Embora a discussão desta atitude tenha produzido alguma polémica, Lage merecia que lhe fosse mostrado um cartão branco. Este cartão, para os menos atentos, é um recurso pedagógico promovido pelo PNED - Plano Nacional de Ética no Desporto (IPDJ) que, em parceria com outras entidades, Federação Portuguesa de Futebol incluída, procura enaltecer condutas corretas, praticadas por atletas, treinadores, dirigentes, público e outros agentes. A esta iniciativa podem aderir outras entidades interessadas em promover valores no âmbito desportivo.
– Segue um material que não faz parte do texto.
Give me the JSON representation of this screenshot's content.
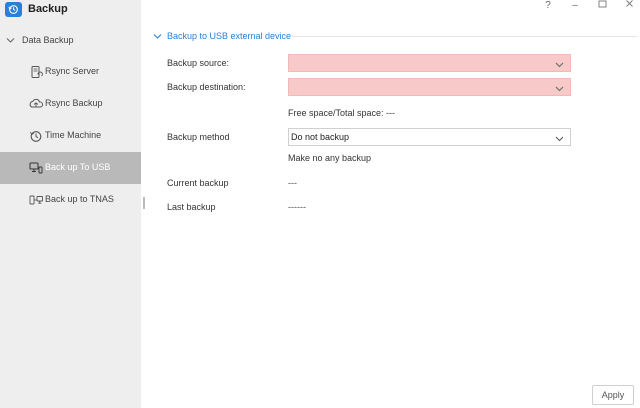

O desenvolvimento de um ‘mindset’ competitivo, que aflorei no artigo anterior, é compatível com o desenvolvimento ético e moral dos atletas e dos treinadores. Na verdade, o autocontrolo necessário para assumir as responsabilidades e o respeito pelos adversários é um traço fundamental para se ter sucesso desportivo de forma consistente.
Psicólogos como Piaget e Kohlberg identificaram estágios de desenvolvimento psicomotor e sócio-psico-afetivo que facilitam este trabalho. Estudos mais recentes sugerem também diferenças no desenvolvimento moral entre sexos. Gilligan e Nodding, por exemplo, revelam que podemos associar ao sexo masculino uma propensão para a "voz da justiça" e ao sexo feminino uma tendência para a "voz do cuidado". Assim, enquanto os rapazes gostam de jogos com regras complexas e das múltiplas discussões acerca da sua interpretação, parecendo estas ser mais gratificantes do que o próprio jogo, as raparigas preferem jogos mais curtos e menos complexos e, quando os argumentos são seriamente discordantes, negoceiam as regras para que ninguém se sinta mal.
É importante integrar o conhecimento científico dos psicólogos(as) no desenvolvimento dos atletas e na melhoria da comunicação entre os agentes desportivos. A todos cabe cultivar quer a voz da justiça quer a voz do cuidado, pois ambas traduzem valores universais que o desporto tem por missão principal desenvolver. Incorporar o cartão branco como instrumento de modelagem e de reforço positivo de condutas corretas é uma iniciativa louvável que a ciência psicológica valida para aumentar a probabilidade de frequência das mesmas.